In 1968, Algernon Johnson (“AJ”) Cooper, former mayor of Prichard, Alabama, founded the first Black American Law Students Association (“BALSA”) at the New York University Law School. In 1983, BALSA revised its name, and the word “American” was deleted to encompass all Blacks, including those not of American nationality. Later, the word “National” was added to reflect the organization’s national expansion, which now includes representation in the law schools of nearly every state in the nation and the Commonwealth of Puerto Rico.
Today, National Black Law Students Association (“NBLSA”), is a national organization formed to articulate and promote the needs and goals of Black law students to effectuate change in the legal community. As one of the largest student-run organizations of its kind in the United States for Black law students, NBLSA has thousands of members across America and is also comprised of more than 200 chapters and affiliates from six countries, including the Bahamas, Nigeria, and South Africa. NBLSA is organized into six regions: Northeast, Mid-Atlantic, Southern, Midwest, Southwest and Western Region.
With its headquarters located in Washington, DC, NBLSA encourages the development of talented and socially conscious lawyers of tomorrow. Each year, the organization holds an annual convention to engage in legal activism to prepare new generations of Black lawyers to effectuate change. Additionally, the Frederick Douglass Moot Court , Thurgood Marshall Mock Trial, and Nelson Mandela International Negotiations Competitions are held during NBLSA’s annual convention.
Notably, NBLSA assisted in the formation of the Black Law Students Association of Canada (BLSAC), the National Latino/Latina Student Association (NLLSA), National Association of Law Students with Disabilities (NALSD), and the National Asian Pacific American Law Student Association (NAPALSA).
The purpose of NBLSA is to utilize the collective resources of the member chapters to:
- Articulate and promote the educational, professional, political, and social needs and goals of Black law students;
- Foster and encourage professional competence;
- Improve the relationship between Black law students, Black attorneys, and the American legal structure;
- Instill in the Black attorney and law student a greater awareness and commitment to the needs of the Black community;
- Influence the legal community by bringing about meaningful legal and political change that addresses the needs and concerns of the Black community;
- Adopt and implement policies of economic independence;
- Encourage Black law students to pursue careers in the judiciary; and
- Do all things necessary and appropriate to accomplish these purposes.
The mission of NBLSA is to increase the number of culturally responsible Black and minority attorneys who excel academically, succeed professionally, and positively impact the community.
National Chair’s Message
At a time when race, law and justice are at the center of social and policy debates, NBLSA is committed now more than ever, to increasing the number of culturally responsible Black and minority attorneys who excel academically, succeed professionally, and positively impact the community. Consequently, this year’s theme is “Embracing our Legacy: Pursuing Racial Justice and Lasting Social Action.” Necessarily, our theme invokes paying homage to those who blazed the trail to make the pursuit of justice possible and equally important, our theme requires that central to our work this year, is that we each have a keen commitment to wrestling with the legal and social infirmities that strip individuals and creation from fulfilling their/its ultimate potential.

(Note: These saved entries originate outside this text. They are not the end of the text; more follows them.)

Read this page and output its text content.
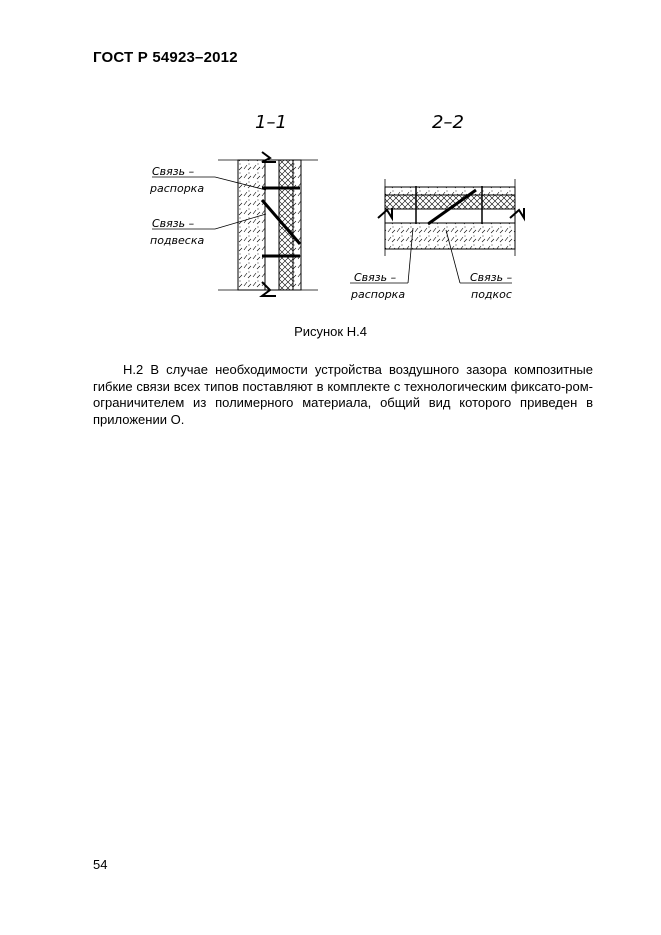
ГОСТ Р 54923–2012
1–1
Связь –
распорка
Связь –
подвеска
2–2
Связь –
распорка
Связь –
подкос
Рисунок Н.4

Н.2 В случае необходимости устройства воздушного зазора композитные гибкие связи всех типов поставляют в комплекте с технологическим фиксато-ром-ограничителем из полимерного материала, общий вид которого приведен в приложении О.

54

With our theme in mind, NBLSA is excited to redouble its advocacy efforts on issues ranging from environmental justice, voter rights and criminal justice reform, and work to ensure that we pay special attention to systemic and institutional remedies. NBLSA will continue to lead robust Moot Court, Mock Trial and International Negotiations competitions in the spirit of Frederick Douglass, Thurgood Marshall and Nelson Mandela. NBLSA will leverage its resources and human capital to lead significant community service so that communities experience the positive impact that NBLSA provides. NBLSA will motivate young people to pursue a career in law and work with alumni to make law school possible for the next generation through innovative Pre-Law and Alumni Divisions. Finally, NBLSA will work collaboratively from within and from without to pursue justice and equity here in the United States and abroad.
Nearly fifty years ago NBLSA was founded out of a passion for justice and service. NBLSA has been a staple in the legal community for nearly half a century and our mission and purpose is just as salient today as it was then. NBLSA’s best days are in front of her. Our great history and legacy has prepared us well to lead and be a catalyst for transformational change. We believe deeply that our time and work in law school is purposeful, our moment ripe, and our skills perfected for times like these.
Join us as we help reshape our country and our world.